Todos sabemos que la Transición democrática fue un paso ejemplar de un régimen dictatorial a un régimen democrático con libertades políticas, en un proceso pacífico. En aquel difícil momento Franco muere poniendo punto final a una situación excepcional de dictadura y gran crecimiento económico. Había que pasar página y equipararse a los países de nuestro entorno.
La transición, de hecho, la hace el propio régimen franquista, consciente de que los tiempos han cambiado y que no es posible un franquismo sin Franco. No es la oposición la que fuerza este cambio político, por más que algunas figuras de la izquierda hayan querido reivindicar su represión o su disidencia.
Sin embargo la Transición tuvo muchos defectos. Hubo que hacer concesiones a las familias de poder que manejaban los hilos de la política y a los nacionalismos, entre otros. Saliendo de una dictadura, con poco se podía contentar a una población que suspiraba por vientos de más libertad y apertura.

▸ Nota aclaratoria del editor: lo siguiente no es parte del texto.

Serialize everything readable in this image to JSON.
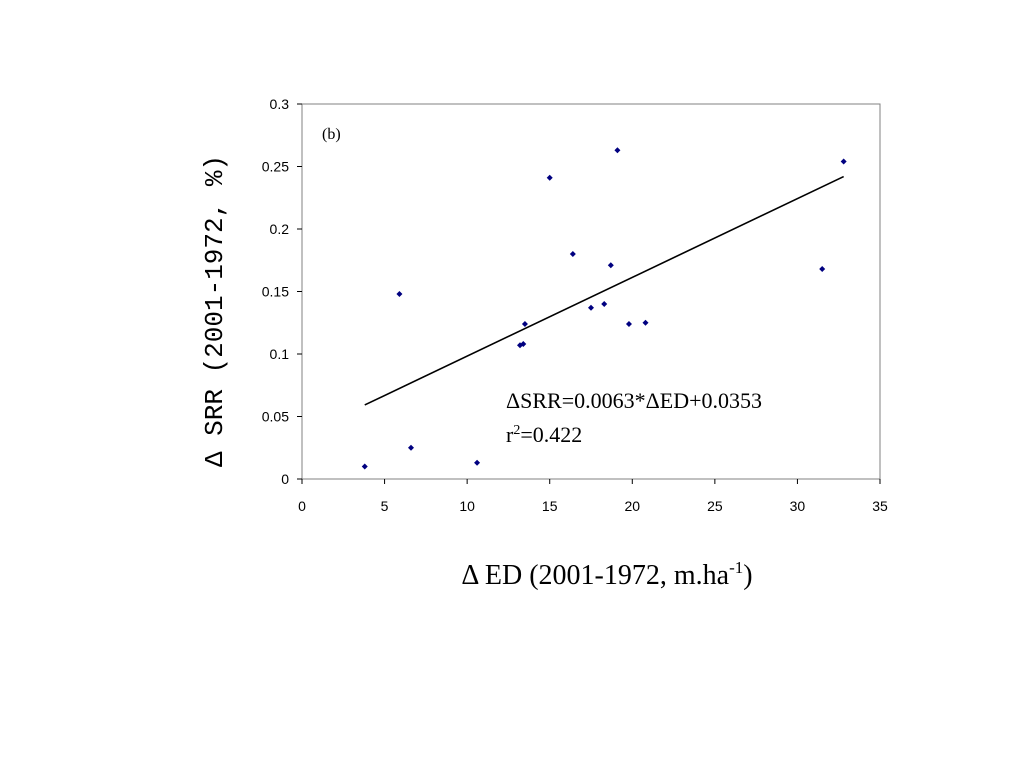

La Constitución Española, con todas sus virtudes y su espíritu conciliador nos ha dado décadas de paz, libertad y derechos, pero no ha sido capaz de asegurar el correcto funcionamiento de la separación de poderes, clave para que haya una verdadera soberanía del pueblo, y para que los contrapesos entre esos poderes eviten los abusos y la corrupción generalizada.
Los primeros gobiernos, gracias a la altura moral y de principios de sus líderes y representantes, se auto-censuraban y evitaban comportamientos abusivos. Por desgracia, hoy esa altura moral brilla por su ausencia, y se han manifestado claramente las lagunas legales que permiten a la presidencia del gobierno y a sus grupos políticos con mayoría en el Congreso y Senado, cometer infinidad de tropelías: saqueo de dinero público, decretos leyes abusivos, un gasto político desbordado de asesores y adláteres sin control, control de la Justicia por parte del legislativo y ejecutivo, abuso de los medios de comunicación públicos (y privados), mismas personas en el Ejecutivo y el Legislativo, entre otras muchas.
Desde Ciudadano Crítico coincidimos en el diagnóstico de la Junta Democrática de España, sobre el carácter partitocrático del actual régimen, que cada vez da menos protagonismo a los votantes y más a sus propias decisiones oligárquicas, tomadas dentro un pequeño grupo de personas (los líderes de los partidos nacionales). Si quienes deciden son esas cinco o seis personas, ¿para qué sirve un Congreso y un Senado con 500 asalariados de lujo cuyo único papel es dar al botón que les ordenan? Porque ni siquiera se preocupan de sus respectivas circunscripciones. Ni sus representados pueden "echarlos" de la lista. Sin embargo dudamos que una abstención activa pueda dar resultados reales.